Table 5 summarizes the benefit comparison between manual and UAV drone inspection.
| Item | Manual Inspection | UAV Drone Inspection | Benefit |
|---|---|---|---|
| Inspection time for 220,000 m2 | 22 h | 0.35 h | 98.4% reduction |
| Manpower required per inspection | 1 person (full day) | 1 person (0.5 h) | Significant manpower saving |
| Anomalies detected per month (average) | Limited by perspective | 15 (including hard-to-reach areas) | Enhanced safety coverage |
| Fire prevention capability | Moderate | High (early detection of hot spots) | Reduced fire risk |
Future Outlook
The UAV drone-based factory intelligent inspection platform, in addition to the above functions and applications, has potential for further expansion. For example, integrating AI technology can enhance its intelligence level. Through algorithms, the dual-spectrum image anomalies can be intelligently identified, and anomaly lists and reports can be output, further improving safety efficiency. For common external construction operations inspections, such as high-altitude maintenance and hot work operations, the high-resolution camera can monitor whether construction workers have unsafe behaviors such as not wearing safety belts while working at heights, and send corresponding alerts to safety managers. In the event of a chemical leakage accident in the factory, a UAV drone can be deployed to areas that emergency detection personnel cannot reach. It can also scan and inspect building structures for cracks, improving building safety.

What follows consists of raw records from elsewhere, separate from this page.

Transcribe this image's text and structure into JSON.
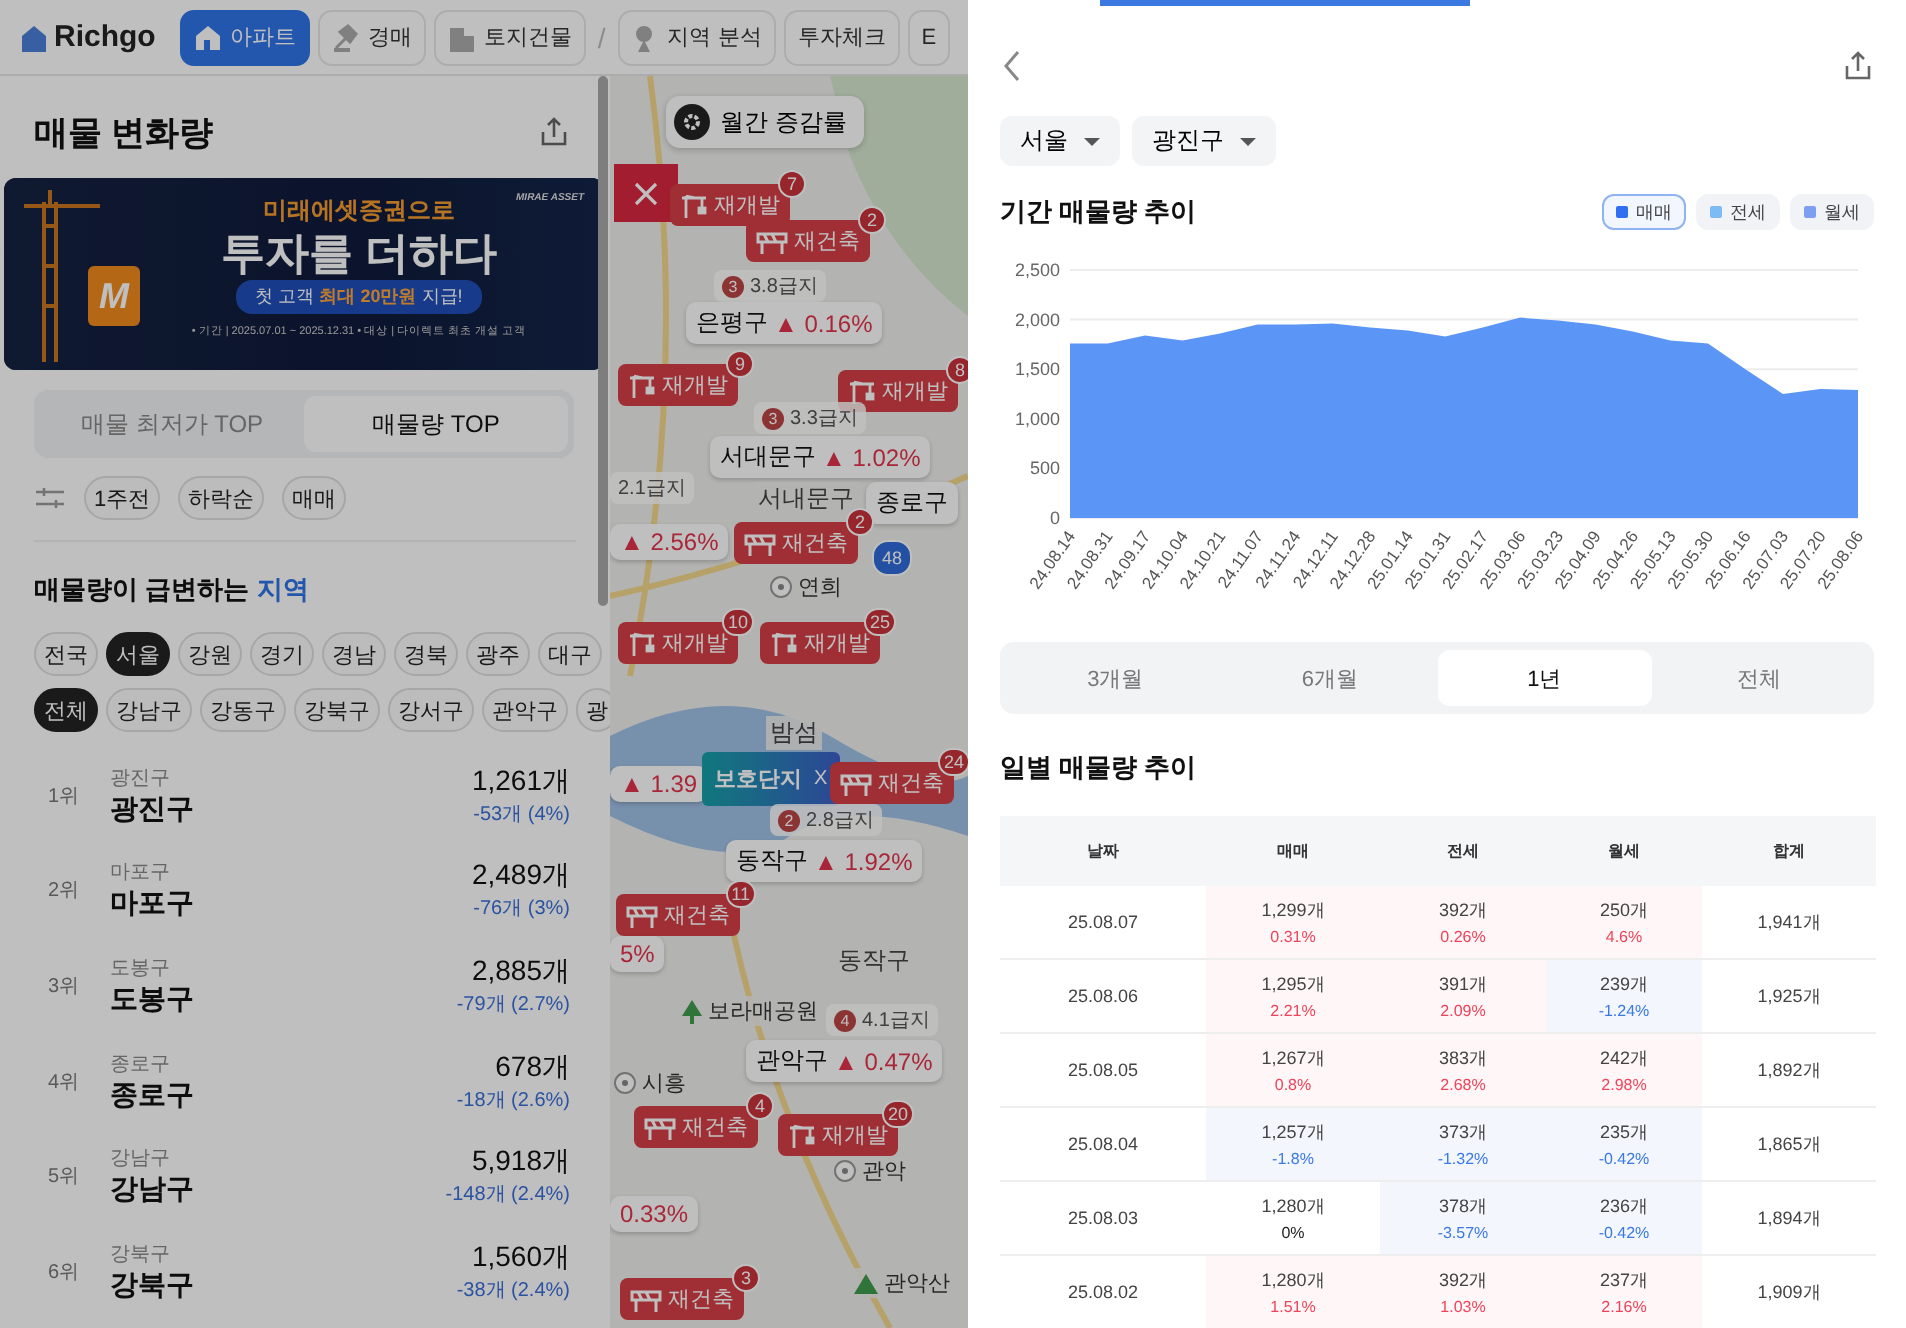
{
  "nav": {
    "logo": "Richgo",
    "items": [
      {
        "kind": "tab",
        "label": "아파트",
        "selected": true
      },
      {
        "kind": "tab",
        "label": "경매",
        "selected": false
      },
      {
        "kind": "tab",
        "label": "토지건물",
        "selected": false
      },
      {
        "kind": "separator",
        "label": "/"
      },
      {
        "kind": "tab",
        "label": "지역 분석",
        "selected": false
      },
      {
        "kind": "tab",
        "label": "투자체크",
        "selected": false
      },
      {
        "kind": "tab",
        "label": "E",
        "selected": false
      }
    ]
  },
  "panel": {
    "title": "매물 변화량",
    "banner": {
      "brand": "MIRAE ASSET",
      "logo": "M",
      "headline": "미래에셋증권으로",
      "title": "투자를 더하다",
      "offer": "첫 고객 **최대 20만원** 지급!",
      "terms": "• 기간 | 2025.07.01 ~ 2025.12.31   • 대상 | 다이렉트 최초 개설 고객"
    },
    "segments": [
      {
        "label": "매물 최저가 TOP",
        "selected": false
      },
      {
        "label": "매물량 TOP",
        "selected": true
      }
    ],
    "filters": [
      "1주전",
      "하락순",
      "매매"
    ],
    "heading": "매물량이 급변하는",
    "heading_link": "지역",
    "regions": [
      {
        "label": "전국",
        "selected": false
      },
      {
        "label": "서울",
        "selected": true
      },
      {
        "label": "강원",
        "selected": false
      },
      {
        "label": "경기",
        "selected": false
      },
      {
        "label": "경남",
        "selected": false
      },
      {
        "label": "경북",
        "selected": false
      },
      {
        "label": "광주",
        "selected": false
      },
      {
        "label": "대구",
        "selected": false
      }
    ],
    "districts": [
      {
        "label": "전체",
        "selected": true
      },
      {
        "label": "강남구",
        "selected": false
      },
      {
        "label": "강동구",
        "selected": false
      },
      {
        "label": "강북구",
        "selected": false
      },
      {
        "label": "강서구",
        "selected": false
      },
      {
        "label": "관악구",
        "selected": false
      },
      {
        "label": "광",
        "selected": false
      }
    ],
    "ranking": [
      {
        "rank": "1위",
        "region": "광진구",
        "name": "광진구",
        "count": "1,261개",
        "change": "-53개 (4%)"
      },
      {
        "rank": "2위",
        "region": "마포구",
        "name": "마포구",
        "count": "2,489개",
        "change": "-76개 (3%)"
      },
      {
        "rank": "3위",
        "region": "도봉구",
        "name": "도봉구",
        "count": "2,885개",
        "change": "-79개 (2.7%)"
      },
      {
        "rank": "4위",
        "region": "종로구",
        "name": "종로구",
        "count": "678개",
        "change": "-18개 (2.6%)"
      },
      {
        "rank": "5위",
        "region": "강남구",
        "name": "강남구",
        "count": "5,918개",
        "change": "-148개 (2.4%)"
      },
      {
        "rank": "6위",
        "region": "강북구",
        "name": "강북구",
        "count": "1,560개",
        "change": "-38개 (2.4%)"
      }
    ]
  },
  "map": {
    "monthly_button": "월간 증감률",
    "markers": [
      {
        "kind": "redevelop",
        "label": "재개발",
        "count": "7"
      },
      {
        "kind": "rebuild",
        "label": "재건축",
        "count": "2"
      },
      {
        "kind": "grade",
        "number": "3",
        "label": "3.8급지"
      },
      {
        "kind": "district",
        "name": "은평구",
        "change": "▲ 0.16%"
      },
      {
        "kind": "redevelop",
        "label": "재개발",
        "count": "9"
      },
      {
        "kind": "redevelop",
        "label": "재개발",
        "count": "8"
      },
      {
        "kind": "grade",
        "number": "3",
        "label": "3.3급지"
      },
      {
        "kind": "district",
        "name": "서대문구",
        "change": "▲ 1.02%"
      },
      {
        "kind": "grade",
        "label": "2.1급지"
      },
      {
        "kind": "place",
        "label": "서내문구"
      },
      {
        "kind": "district",
        "name": "종로구"
      },
      {
        "kind": "district",
        "change": "▲ 2.56%"
      },
      {
        "kind": "rebuild",
        "label": "재건축",
        "count": "2"
      },
      {
        "kind": "road",
        "label": "48"
      },
      {
        "kind": "ic",
        "label": "연희"
      },
      {
        "kind": "redevelop",
        "label": "재개발",
        "count": "10"
      },
      {
        "kind": "redevelop",
        "label": "재개발",
        "count": "25"
      },
      {
        "kind": "place",
        "label": "밤섬"
      },
      {
        "kind": "district",
        "change": "▲ 1.39"
      },
      {
        "kind": "tooltip",
        "label": "보호단지",
        "close": "X"
      },
      {
        "kind": "rebuild",
        "label": "재건축",
        "count": "24"
      },
      {
        "kind": "grade",
        "number": "2",
        "label": "2.8급지"
      },
      {
        "kind": "district",
        "name": "동작구",
        "change": "▲ 1.92%"
      },
      {
        "kind": "rebuild",
        "label": "재건축",
        "count": "11"
      },
      {
        "kind": "district",
        "change": "5%"
      },
      {
        "kind": "place",
        "label": "동작구"
      },
      {
        "kind": "park",
        "label": "보라매공원"
      },
      {
        "kind": "grade",
        "number": "4",
        "label": "4.1급지"
      },
      {
        "kind": "district",
        "name": "관악구",
        "change": "▲ 0.47%"
      },
      {
        "kind": "ic",
        "label": "시흥"
      },
      {
        "kind": "rebuild",
        "label": "재건축",
        "count": "4"
      },
      {
        "kind": "redevelop",
        "label": "재개발",
        "count": "20"
      },
      {
        "kind": "ic",
        "label": "관악"
      },
      {
        "kind": "district",
        "change": "0.33%"
      },
      {
        "kind": "rebuild",
        "label": "재건축",
        "count": "3"
      },
      {
        "kind": "mountain",
        "label": "관악산"
      }
    ]
  },
  "sheet": {
    "selects": [
      {
        "value": "서울"
      },
      {
        "value": "광진구"
      }
    ],
    "trend_title": "기간 매물량 추이",
    "legend": [
      {
        "label": "매매",
        "color": "#2f6ff0",
        "selected": true
      },
      {
        "label": "전세",
        "color": "#7cbcf6",
        "selected": false
      },
      {
        "label": "월세",
        "color": "#7d9ff2",
        "selected": false
      }
    ],
    "chart_data": {
      "type": "area",
      "categories": [
        "24.08.14",
        "24.08.31",
        "24.09.17",
        "24.10.04",
        "24.10.21",
        "24.11.07",
        "24.11.24",
        "24.12.11",
        "24.12.28",
        "25.01.14",
        "25.01.31",
        "25.02.17",
        "25.03.06",
        "25.03.23",
        "25.04.09",
        "25.04.26",
        "25.05.13",
        "25.05.30",
        "25.06.16",
        "25.07.03",
        "25.07.20",
        "25.08.06"
      ],
      "series": [
        {
          "color": "#5b96f7",
          "values": [
            1760,
            1760,
            1840,
            1790,
            1860,
            1950,
            1950,
            1960,
            1920,
            1890,
            1830,
            1920,
            2020,
            1990,
            1950,
            1880,
            1790,
            1760,
            1500,
            1250,
            1300,
            1290
          ]
        }
      ],
      "ylim": [
        0,
        2500
      ],
      "yticks": [
        {
          "value": 0,
          "label": "0"
        },
        {
          "value": 500,
          "label": "500"
        },
        {
          "value": 1000,
          "label": "1,000"
        },
        {
          "value": 1500,
          "label": "1,500"
        },
        {
          "value": 2000,
          "label": "2,000"
        },
        {
          "value": 2500,
          "label": "2,500"
        }
      ]
    },
    "periods": [
      {
        "label": "3개월",
        "selected": false
      },
      {
        "label": "6개월",
        "selected": false
      },
      {
        "label": "1년",
        "selected": true
      },
      {
        "label": "전체",
        "selected": false
      }
    ],
    "daily_title": "일별 매물량 추이",
    "table": {
      "columns": [
        "날짜",
        "매매",
        "전세",
        "월세",
        "합계"
      ],
      "rows": [
        {
          "cells": [
            {
              "kind": "date",
              "text": "25.08.07"
            },
            {
              "kind": "change",
              "count": "1,299개",
              "change": "0.31%",
              "increase": true,
              "decrease": false
            },
            {
              "kind": "change",
              "count": "392개",
              "change": "0.26%",
              "increase": true,
              "decrease": false
            },
            {
              "kind": "change",
              "count": "250개",
              "change": "4.6%",
              "increase": true,
              "decrease": false
            },
            {
              "kind": "total",
              "text": "1,941개"
            }
          ]
        },
        {
          "cells": [
            {
              "kind": "date",
              "text": "25.08.06"
            },
            {
              "kind": "change",
              "count": "1,295개",
              "change": "2.21%",
              "increase": true,
              "decrease": false
            },
            {
              "kind": "change",
              "count": "391개",
              "change": "2.09%",
              "increase": true,
              "decrease": false
            },
            {
              "kind": "change",
              "count": "239개",
              "change": "-1.24%",
              "increase": false,
              "decrease": true
            },
            {
              "kind": "total",
              "text": "1,925개"
            }
          ]
        },
        {
          "cells": [
            {
              "kind": "date",
              "text": "25.08.05"
            },
            {
              "kind": "change",
              "count": "1,267개",
              "change": "0.8%",
              "increase": true,
              "decrease": false
            },
            {
              "kind": "change",
              "count": "383개",
              "change": "2.68%",
              "increase": true,
              "decrease": false
            },
            {
              "kind": "change",
              "count": "242개",
              "change": "2.98%",
              "increase": true,
              "decrease": false
            },
            {
              "kind": "total",
              "text": "1,892개"
            }
          ]
        },
        {
          "cells": [
            {
              "kind": "date",
              "text": "25.08.04"
            },
            {
              "kind": "change",
              "count": "1,257개",
              "change": "-1.8%",
              "increase": false,
              "decrease": true
            },
            {
              "kind": "change",
              "count": "373개",
              "change": "-1.32%",
              "increase": false,
              "decrease": true
            },
            {
              "kind": "change",
              "count": "235개",
              "change": "-0.42%",
              "increase": false,
              "decrease": true
            },
            {
              "kind": "total",
              "text": "1,865개"
            }
          ]
        },
        {
          "cells": [
            {
              "kind": "date",
              "text": "25.08.03"
            },
            {
              "kind": "change",
              "count": "1,280개",
              "change": "0%",
              "increase": false,
              "decrease": false
            },
            {
              "kind": "change",
              "count": "378개",
              "change": "-3.57%",
              "increase": false,
              "decrease": true
            },
            {
              "kind": "change",
              "count": "236개",
              "change": "-0.42%",
              "increase": false,
              "decrease": true
            },
            {
              "kind": "total",
              "text": "1,894개"
            }
          ]
        },
        {
          "cells": [
            {
              "kind": "date",
              "text": "25.08.02"
            },
            {
              "kind": "change",
              "count": "1,280개",
              "change": "1.51%",
              "increase": true,
              "decrease": false
            },
            {
              "kind": "change",
              "count": "392개",
              "change": "1.03%",
              "increase": true,
              "decrease": false
            },
            {
              "kind": "change",
              "count": "237개",
              "change": "2.16%",
              "increase": true,
              "decrease": false
            },
            {
              "kind": "total",
              "text": "1,909개"
            }
          ]
        }
      ]
    }
  }
}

Table 6 outlines potential future applications of the UAV drone platform.
| Application | Description | Benefits |
|---|---|---|
| AI-based anomaly recognition | Using deep learning to automatically classify hot spots, cracks, etc. | Faster response, reduced manual review |
| Construction safety monitoring | Detecting unsafe behaviors (no harness, no helmet) | Improved worker safety |
| Chemical leak emergency detection | Deploying UAV drone to hazardous zones with gas sensors | Reduced human exposure risk |
| Building structural inspection | Identifying facade cracks, roof leaks using visible and thermal imagery | Proactive maintenance, extended building life |
Conclusion
This paper proposed a comprehensive application method for a UAV drone-based factory intelligent inspection platform. The feasibility and advantages of the platform in terms of efficiency and perspective were analyzed. Anomaly detection methods using both visible and infrared images, as well as a long-life cycle equipment status monitoring and management method, were developed and applied in an LCD factory in Anhui. The results show that the UAV drone-based platform detects an average of 15 anomalies per month and improves inspection efficiency by 98.4%. The platform demonstrates high feasibility and economic benefits. Furthermore, future expansions such as AI recognition, construction monitoring, and chemical leak detection are promising. The integration of UAV drone technology into factory safety management offers a robust solution for modern industrial safety challenges.